Throughout the four years of their association, Owen was strongly attracted to Lottie, but never made the slightest move in her direction because he didn’t want to put her in a position where she felt she couldn’t refuse him. His attempts to communicate with her following her father’s death were unceremoniously rebuffed and he had to resign himself to never seeing her again, although in the eight years that followed, he has never been able to completely forget her.

But now he needs Lottie’s help to decipher the encoded letter that was left at the scene of the murder, together with those that were left at a number of high-profile crime-scenes in London. Initially hostile, she can’t refuse if her aid will see the murderer of her old family friend brought to justice, and an uneasy truce is struck between them.

Lottie’s resentment of Owen is deep-seated and she is furious with herself when she is forced to acknowledge that the girlish infatuation she had harboured for him has never died – and worse, that she’s as attracted to him as she ever was. She tries hard to maintain a frosty demeanour, but the more time she spends in his company, the more she remembers about old times while at the same time learning new things about the man he has become. Ms Johnson very wisely doesn’t drag out the misunderstanding between the couple, and even though they can’t completely agree, they have nonetheless come to a better understanding of the past well before the half-way point. Lottie is still keeping one devastating secret, and can’t bear the thought of losing Owen again so soon after their reconciliation. But the sudden realisation that there is a killer on their trail leaves them no time to figure out what happens next, as they are plunged into a desperate fight survival against an unknown adversary.

Anyone who reads science-fiction or suspense novels on a regular basis will know what I mean when I describe the rest of this book as a kind of “base under siege” story, which is something I don’t think I’ve come across in an historical romance before. For anyone unfamiliar with the term, it’s basically a story in which the protagonists are somehow trapped in a particular location and facing a threat – known or unknown – either from the outside or within. I really enjoyed this aspect of the book; Owen and Lottie still have things to sort out between them, but don’t let that get in the way of their working together to figure out the cipher and then to keep everyone safe; and the way their relationship is transformed throughout the course of the book is incredibly well-done. The balance between suspense and romance is just about right, and the author skilfully slips seamlessly between the two.

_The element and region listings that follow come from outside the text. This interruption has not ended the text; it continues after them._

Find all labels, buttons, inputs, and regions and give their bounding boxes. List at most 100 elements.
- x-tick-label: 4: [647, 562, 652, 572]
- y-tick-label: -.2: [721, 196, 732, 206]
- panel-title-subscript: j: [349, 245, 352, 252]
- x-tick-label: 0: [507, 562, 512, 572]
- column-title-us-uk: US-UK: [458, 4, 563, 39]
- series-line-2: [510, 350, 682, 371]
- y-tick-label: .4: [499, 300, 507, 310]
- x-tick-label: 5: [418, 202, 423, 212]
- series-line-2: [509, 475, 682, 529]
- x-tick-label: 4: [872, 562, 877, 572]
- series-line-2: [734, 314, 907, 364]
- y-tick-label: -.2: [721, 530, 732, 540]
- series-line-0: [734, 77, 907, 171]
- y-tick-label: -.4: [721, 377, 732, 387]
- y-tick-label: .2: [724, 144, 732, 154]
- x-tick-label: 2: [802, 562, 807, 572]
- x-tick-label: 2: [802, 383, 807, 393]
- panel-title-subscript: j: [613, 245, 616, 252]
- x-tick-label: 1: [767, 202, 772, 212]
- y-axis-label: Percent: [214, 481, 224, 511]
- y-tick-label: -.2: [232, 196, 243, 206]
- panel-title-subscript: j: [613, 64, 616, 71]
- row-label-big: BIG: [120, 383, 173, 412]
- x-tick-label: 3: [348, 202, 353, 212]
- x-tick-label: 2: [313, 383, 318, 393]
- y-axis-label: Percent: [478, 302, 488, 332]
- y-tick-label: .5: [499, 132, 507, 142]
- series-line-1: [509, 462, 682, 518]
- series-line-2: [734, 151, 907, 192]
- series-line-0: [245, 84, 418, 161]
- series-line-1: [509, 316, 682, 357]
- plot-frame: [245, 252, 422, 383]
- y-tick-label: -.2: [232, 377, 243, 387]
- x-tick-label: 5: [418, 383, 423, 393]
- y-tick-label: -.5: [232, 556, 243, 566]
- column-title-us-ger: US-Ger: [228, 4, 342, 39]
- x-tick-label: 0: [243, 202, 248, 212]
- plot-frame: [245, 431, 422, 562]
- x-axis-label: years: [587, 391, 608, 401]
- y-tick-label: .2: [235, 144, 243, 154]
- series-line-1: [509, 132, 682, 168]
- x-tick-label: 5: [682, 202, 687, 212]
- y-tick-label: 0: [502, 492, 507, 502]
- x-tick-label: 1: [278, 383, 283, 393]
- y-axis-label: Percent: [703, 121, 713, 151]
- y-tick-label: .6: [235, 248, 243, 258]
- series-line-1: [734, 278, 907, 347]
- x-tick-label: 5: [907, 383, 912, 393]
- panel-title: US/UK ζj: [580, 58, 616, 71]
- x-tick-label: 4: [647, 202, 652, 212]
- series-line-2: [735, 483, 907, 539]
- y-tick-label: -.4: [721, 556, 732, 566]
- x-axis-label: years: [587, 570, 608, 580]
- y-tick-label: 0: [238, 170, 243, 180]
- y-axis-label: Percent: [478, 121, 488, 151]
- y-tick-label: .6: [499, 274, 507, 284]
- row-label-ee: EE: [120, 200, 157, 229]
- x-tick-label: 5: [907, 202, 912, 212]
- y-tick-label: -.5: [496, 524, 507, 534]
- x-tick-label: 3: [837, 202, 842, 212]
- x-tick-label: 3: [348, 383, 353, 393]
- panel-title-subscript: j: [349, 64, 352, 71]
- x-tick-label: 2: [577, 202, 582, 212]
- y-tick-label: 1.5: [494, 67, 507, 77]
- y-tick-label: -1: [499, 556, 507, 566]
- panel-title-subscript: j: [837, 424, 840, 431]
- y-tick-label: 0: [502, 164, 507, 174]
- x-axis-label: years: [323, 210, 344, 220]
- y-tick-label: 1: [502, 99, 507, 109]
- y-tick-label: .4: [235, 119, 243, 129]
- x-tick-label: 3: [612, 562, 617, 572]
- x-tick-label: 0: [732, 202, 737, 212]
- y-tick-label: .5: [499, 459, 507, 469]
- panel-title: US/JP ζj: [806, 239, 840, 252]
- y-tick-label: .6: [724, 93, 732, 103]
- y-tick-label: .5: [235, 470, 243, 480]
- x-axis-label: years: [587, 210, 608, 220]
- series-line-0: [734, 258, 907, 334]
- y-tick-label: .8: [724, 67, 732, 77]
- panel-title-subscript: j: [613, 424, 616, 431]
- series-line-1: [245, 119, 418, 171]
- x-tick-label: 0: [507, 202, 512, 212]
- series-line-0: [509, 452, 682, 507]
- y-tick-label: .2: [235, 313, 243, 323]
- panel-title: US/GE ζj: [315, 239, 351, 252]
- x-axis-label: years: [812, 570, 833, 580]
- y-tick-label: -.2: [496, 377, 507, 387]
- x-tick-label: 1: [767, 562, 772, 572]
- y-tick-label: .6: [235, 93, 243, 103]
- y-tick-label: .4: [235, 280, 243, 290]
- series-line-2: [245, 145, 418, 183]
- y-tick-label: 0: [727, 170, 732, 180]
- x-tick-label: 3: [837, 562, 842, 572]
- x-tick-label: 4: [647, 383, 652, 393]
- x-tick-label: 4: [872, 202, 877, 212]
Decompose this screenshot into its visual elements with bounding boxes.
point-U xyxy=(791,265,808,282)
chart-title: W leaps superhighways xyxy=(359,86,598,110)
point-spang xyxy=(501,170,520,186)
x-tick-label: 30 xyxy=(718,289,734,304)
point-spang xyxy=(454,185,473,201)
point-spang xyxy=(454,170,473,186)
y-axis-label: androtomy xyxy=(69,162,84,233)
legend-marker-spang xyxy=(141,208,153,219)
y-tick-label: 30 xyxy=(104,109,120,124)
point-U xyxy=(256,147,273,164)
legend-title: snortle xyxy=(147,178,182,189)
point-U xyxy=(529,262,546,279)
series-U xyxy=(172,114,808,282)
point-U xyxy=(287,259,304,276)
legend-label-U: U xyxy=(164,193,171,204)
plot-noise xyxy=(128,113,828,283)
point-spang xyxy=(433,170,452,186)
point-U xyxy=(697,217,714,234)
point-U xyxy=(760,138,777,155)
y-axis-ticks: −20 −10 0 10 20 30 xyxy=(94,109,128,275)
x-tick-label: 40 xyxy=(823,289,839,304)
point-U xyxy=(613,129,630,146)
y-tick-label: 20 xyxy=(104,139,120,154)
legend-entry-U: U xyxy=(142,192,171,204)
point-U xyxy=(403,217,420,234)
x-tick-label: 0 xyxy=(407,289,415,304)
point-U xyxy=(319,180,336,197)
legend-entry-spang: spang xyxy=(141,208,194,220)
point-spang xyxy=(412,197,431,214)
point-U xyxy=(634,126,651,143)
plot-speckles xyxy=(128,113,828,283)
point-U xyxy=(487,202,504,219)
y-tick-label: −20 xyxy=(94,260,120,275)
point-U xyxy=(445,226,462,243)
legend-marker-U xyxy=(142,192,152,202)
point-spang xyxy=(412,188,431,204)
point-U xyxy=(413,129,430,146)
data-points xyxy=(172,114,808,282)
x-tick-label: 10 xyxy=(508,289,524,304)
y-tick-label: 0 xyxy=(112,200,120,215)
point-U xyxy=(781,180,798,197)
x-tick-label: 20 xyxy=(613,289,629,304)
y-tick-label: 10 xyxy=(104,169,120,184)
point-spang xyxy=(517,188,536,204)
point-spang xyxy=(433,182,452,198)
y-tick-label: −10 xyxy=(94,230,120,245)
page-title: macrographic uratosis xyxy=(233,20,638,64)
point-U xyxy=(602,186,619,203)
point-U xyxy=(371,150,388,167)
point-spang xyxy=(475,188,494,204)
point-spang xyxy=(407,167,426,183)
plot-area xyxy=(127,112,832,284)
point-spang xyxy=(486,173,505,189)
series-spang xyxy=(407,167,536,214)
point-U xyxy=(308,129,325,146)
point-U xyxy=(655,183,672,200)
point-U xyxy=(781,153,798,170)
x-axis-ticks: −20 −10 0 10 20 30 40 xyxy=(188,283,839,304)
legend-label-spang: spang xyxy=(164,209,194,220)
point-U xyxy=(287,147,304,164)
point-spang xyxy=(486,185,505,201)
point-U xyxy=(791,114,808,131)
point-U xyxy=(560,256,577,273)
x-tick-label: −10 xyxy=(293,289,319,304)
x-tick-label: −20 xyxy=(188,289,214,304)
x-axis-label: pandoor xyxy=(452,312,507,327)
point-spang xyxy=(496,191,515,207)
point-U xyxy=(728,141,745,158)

Both protagonists are three-dimensional, flawed characters whose interactions are enlivened by humour and a lovely undercurrent of affection and attraction, even during that initial period of hostility and mistrust. They have great chemistry and I loved their flirtatious, tender and sometimes combative interactions. Owen is a gorgeous hero – an honourable man who is nonetheless prepared to make sacrifices for the woman he has loved for so long; a man of action when he has to be, and a man accustomed to command in a way that is attractive rather than arrogant. Lottie is highly intelligent and devoted to her family, but is blinded by the deep love she held for the father who used her for his own ends. The secondary characters of Owen’s colleagues and Lottie’s siblings are well-rounded, with inner lives of their own, and I’m intrigued at the prospect of Esther – whose revelations late on in the story are most unexpected – and Sir Samuel as a future couple in another book in the series.

A Talent for Trickery is the sort of book that leaves one with a smile on one’s face and a feeling of real satisfaction after it’s finished. It’s not flashy or gimmicky; it’s just a very well-told story peopled with characters whose flaws make them easy to identify with and like and I’m happy to recommend it. Welcome back, Ms Johnson – and please don’t make me wait another three years for your next book!